Content
There is a saying that the hardest thing to do in life is to say goodbye. This includes all relationships, including my relationship with you. We have been through a lot together. This started off with plenty of happy moments, like the first time I experienced getting drunk. I never thought you would let me go.
Maybe I was embarrassed to admit how much goodbye letter to alcohol I’d given you… But I was so desperate, I called someone I knew who was sober. He told me I didn’t have to fight you alone. I enrolled in a treatment center. The first few days were the worst.
Award Winning Author and Addiction Expert
You were what brought me to my lowest; you were what took away my control. We may receive advertising fees if you follow links to promoted online therapy websites. Without you, Addiction, I’m doing things I’ve never thought were possible. I’m finishing my Master’s degree. I have people that I love, and I know they love me back. And I’m able to watch my daughters grow older.
It should not be used in place of the advice of your physician or other qualified healthcare providers. If you or a loved one is struggling with substance abuse, know that you are not alone, and help IS available. At Find Addiction Rehabs, we are dedicated to finding a treatment provider and addiction recovery services that can serve all of your personal care needs. Patients in need of Heartland drug treatment can access a variety of programs that address addictions to different substances, including alcohol. I am hoping this will help give me a final sense of closure, and help support other people who are struggling with substance abuse, just as I once did. I hope this gives them the hope and the motivation they need to finally seek out professional addiction treatment services.
A Goodbye Letter to Addiction
I’ve lost weight from this, and I look like someone who belongs in an intense rehab. After all, how much worse can they be than this pain, this hell? I think I’d still rather have this so-called bliss now than have the pain of withdrawal. The odds are against me anyway so I might as well give in and enjoy it while I can. I want my life to go back to the way it used to be, but honestly, right now I could use some of the stuff you’ve sent me.
Spanberger Urges FDA, DEA to Address Prescription Adderall … – Abigail Spanberger
Spanberger Urges FDA, DEA to Address Prescription Adderall ….
Posted: Tue, 20 Dec 2022 08:00:00 GMT [source]
He is a certified practitioner of DreamTending and a qualified clinical supervisor. Her core belief is that love is more powerful than the wounds we have experienced, and, in fact, can cause us to become our strongest at those places. I have no doubt from observing you that you hated every day you used substances. I can see how your life was out of control, spiraling into a pit of hurt and despair. You became so lost that the helping hands of others could not even be grasped.

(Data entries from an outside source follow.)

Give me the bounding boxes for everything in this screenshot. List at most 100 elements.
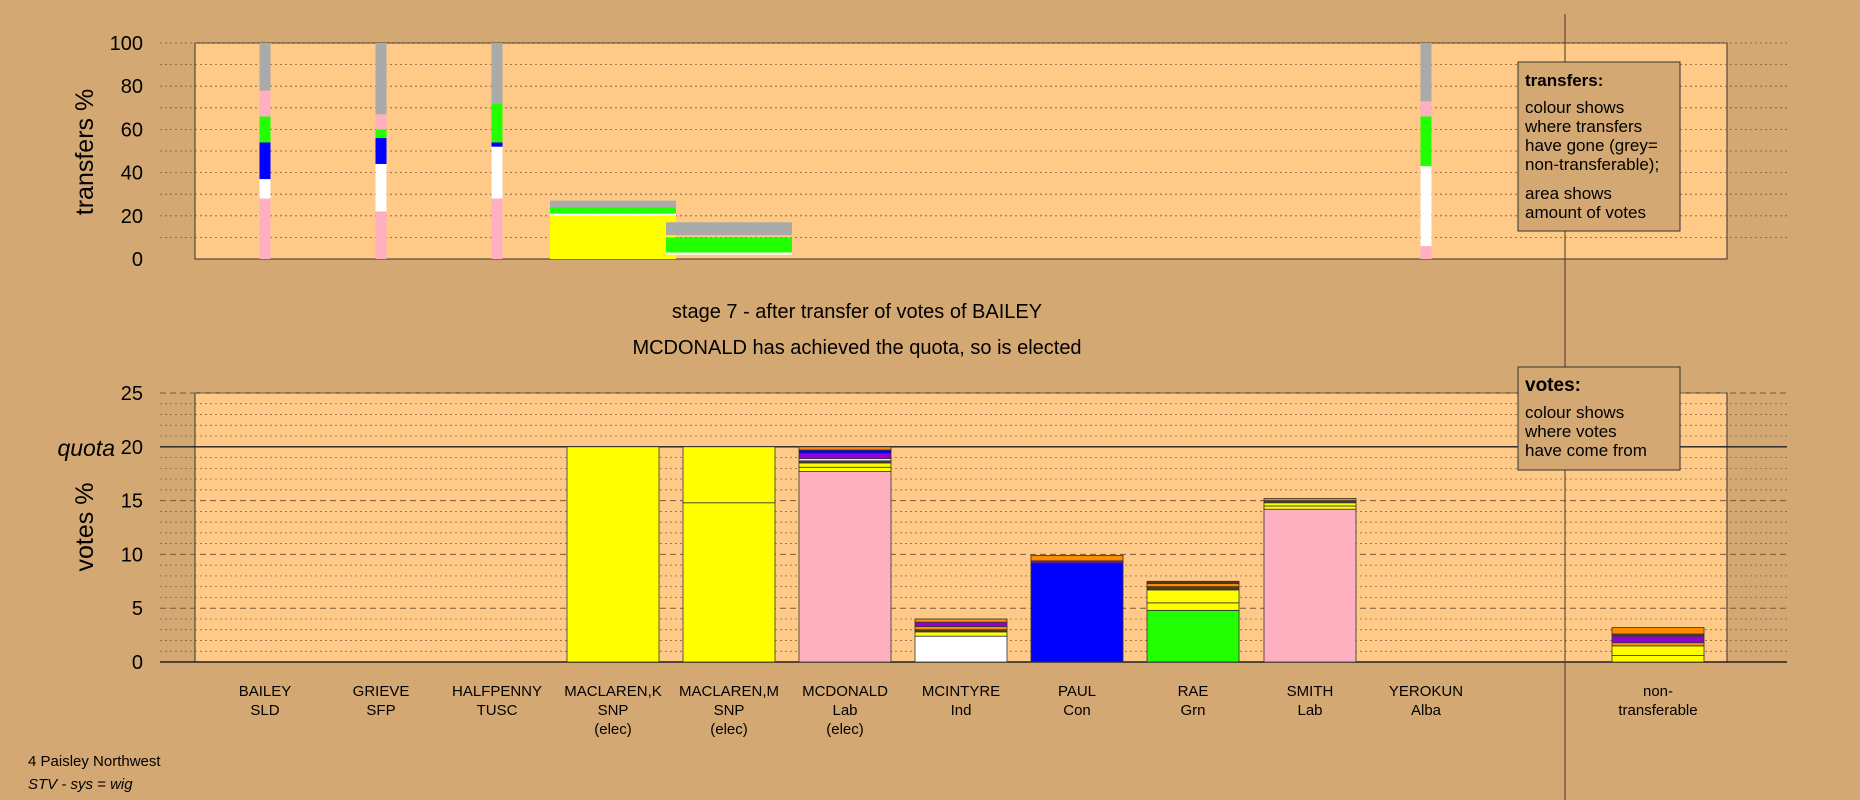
votes-tick-label: 10 — [121, 544, 143, 566]
transfer-segment — [259, 198, 271, 259]
transfer-segment — [491, 146, 503, 199]
vote-segment — [798, 446, 892, 451]
transfers-columns — [259, 43, 1432, 259]
candidate-name-label: BAILEY — [239, 683, 292, 700]
nontransferable-label: transferable — [1618, 702, 1697, 719]
vote-segment — [1263, 505, 1357, 510]
nontransferable-label: non- — [1643, 683, 1673, 700]
candidate-party-label: Grn — [1180, 702, 1205, 719]
candidate-party-label: SNP — [714, 702, 745, 719]
transfers-tick-label: 40 — [121, 163, 143, 185]
vote-segment — [1611, 645, 1705, 656]
candidate-party-label: Con — [1063, 702, 1091, 719]
votes-tick-label: 5 — [132, 598, 143, 620]
transfer-segment — [1420, 116, 1432, 167]
transfers-legend-box: transfers: colour shows where transfers … — [1517, 61, 1681, 232]
vote-segment — [1611, 635, 1705, 644]
vote-segment — [798, 471, 892, 663]
transfers-tick-label: 100 — [110, 33, 143, 55]
votes-legend-line: have come from — [1525, 441, 1647, 460]
transfer-segment — [1420, 43, 1432, 102]
votes-tick-label: 0 — [132, 652, 143, 674]
candidate-name-label: GRIEVE — [353, 683, 410, 700]
transfers-tick-label: 60 — [121, 119, 143, 141]
transfers-legend-line: area shows — [1525, 184, 1612, 203]
vote-segment — [914, 635, 1008, 663]
candidate-party-label: Lab — [1297, 702, 1322, 719]
transfers-tick-label: 80 — [121, 76, 143, 98]
vote-segment — [914, 621, 1008, 627]
transfer-segment — [550, 207, 676, 214]
transfer-segment — [375, 163, 387, 212]
votes-y-axis-label: votes % — [71, 483, 99, 572]
transfer-segment — [259, 116, 271, 143]
transfer-segment — [375, 43, 387, 115]
candidate-name-label: MACLAREN,M — [679, 683, 779, 700]
candidate-party-label: TUSC — [477, 702, 518, 719]
votes-y-ticks: 0 5 10 15 20 25 — [121, 383, 143, 674]
transfer-segment — [550, 213, 676, 216]
transfers-tick-label: 20 — [121, 206, 143, 228]
candidate-name-label: MACLAREN,K — [564, 683, 662, 700]
vote-segment — [682, 446, 776, 504]
votes-panel: 0 5 10 15 20 25 BAILEY SLD GRIEVE SFP HALFPENNY TU… — [57, 383, 1787, 738]
vote-segment — [798, 449, 892, 454]
quota-label: quota — [57, 435, 115, 461]
votes-legend-box: votes: colour shows where votes have com… — [1517, 366, 1681, 471]
vote-segment — [914, 631, 1008, 637]
vote-segment — [798, 466, 892, 472]
transfer-segment — [375, 129, 387, 139]
candidate-name-label: HALFPENNY — [452, 683, 542, 700]
transfer-segment — [259, 90, 271, 117]
votes-bars — [566, 446, 1705, 663]
vote-segment — [1146, 586, 1240, 591]
transfers-legend-bg — [1517, 61, 1681, 232]
candidate-party-label: Ind — [951, 702, 972, 719]
vote-segment — [798, 452, 892, 460]
vote-segment — [1263, 498, 1357, 501]
vote-segment — [1146, 580, 1240, 584]
votes-tick-label: 15 — [121, 491, 143, 513]
vote-segment — [1611, 642, 1705, 647]
transfer-segment — [1420, 166, 1432, 247]
vote-segment — [1263, 502, 1357, 507]
transfer-segment — [550, 215, 676, 259]
candidate-name-label: PAUL — [1058, 683, 1096, 700]
candidate-status-label: (elec) — [826, 721, 864, 738]
candidate-party-label: SNP — [598, 702, 629, 719]
transfers-legend-line: non-transferable); — [1525, 155, 1659, 174]
candidate-name-label: MCINTYRE — [922, 683, 1000, 700]
votes-tick-label: 25 — [121, 383, 143, 405]
stage-line: stage 7 - after transfer of votes of BAI… — [672, 301, 1042, 323]
transfer-segment — [1420, 101, 1432, 117]
vote-segment — [1030, 555, 1124, 562]
transfers-grid — [160, 42, 1787, 238]
candidate-name-label: RAE — [1178, 683, 1209, 700]
vote-segment — [914, 626, 1008, 631]
transfers-y-axis-label: transfers % — [71, 89, 99, 215]
candidate-name-label: MCDONALD — [802, 683, 888, 700]
transfers-legend-line: have gone (grey= — [1525, 136, 1658, 155]
transfer-segment — [375, 114, 387, 130]
vote-segment — [798, 462, 892, 468]
transfer-segment — [259, 43, 271, 91]
transfer-segment — [666, 252, 792, 255]
vote-segment — [1146, 583, 1240, 588]
votes-legend-line: colour shows — [1525, 403, 1624, 422]
transfers-y-ticks: 0 20 40 60 80 100 — [110, 33, 143, 271]
transfer-segment — [491, 43, 503, 104]
candidate-status-label: (elec) — [710, 721, 748, 738]
candidate-name-label: YEROKUN — [1389, 683, 1463, 700]
transfer-segment — [491, 142, 503, 147]
transfer-segment — [375, 211, 387, 259]
transfers-legend-line: colour shows — [1525, 98, 1624, 117]
votes-plot-area — [194, 392, 1728, 663]
transfer-segment — [259, 179, 271, 199]
transfer-segment — [375, 138, 387, 164]
transfers-legend-line: amount of votes — [1525, 203, 1646, 222]
candidate-labels: BAILEY SLD GRIEVE SFP HALFPENNY TUSC MACLAREN,… — [239, 683, 1698, 738]
vote-segment — [1611, 627, 1705, 635]
transfers-panel: 0 20 40 60 80 100 transfers % — [71, 33, 1787, 271]
vote-segment — [1263, 508, 1357, 663]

Heroin: My Enslavement by You, is Over!
Cindy Patterson accepted her role as Chief Development and Marketing Officer in 2019. Of Development for Second Harvest Food Bank of Middle Tennessee, a position she held for 10 years after serving as Development Director for Nashville Read. Before her many years in fundraising, Cindy was the Manager of Premium Services for American Airlines. Butch began counseling in 1989 and worked with Cumberland Heights throughout the 90s doing Aftercare, contract work and individual counseling. In 2008, he was recognized by the Praed Foundation as a national “Systems Champion” for implementing a statewide children’s assessment for DCS.
A new path awaits my journey as I let you lay in the dust of days gone by. My breeze will blow above your grips as my future days now begin and end without you. This website is for informational purposes only. Always seek the advice of your physician or other qualified health provider with any questions you may have regarding a medical condition.
So I took that key and one by one, I unchained those pieces of myself and put them back together. I’m still putting myself back together. But the bond I’m building with myself is stronger than the bond I had with you. I will not allow you to control me ever again. I don’t know why I didn’t do it before.
- Accept treatment at Sunrise Recovery Ranch.
- It is time for me to regain control.
- Sitting down and penning a message to a future self might not even make sense during the physical act of writing.
- Wonderful letter that I hope will reach many people.
- But please know you are not walking alone – hands of help are reaching out to you with your every step.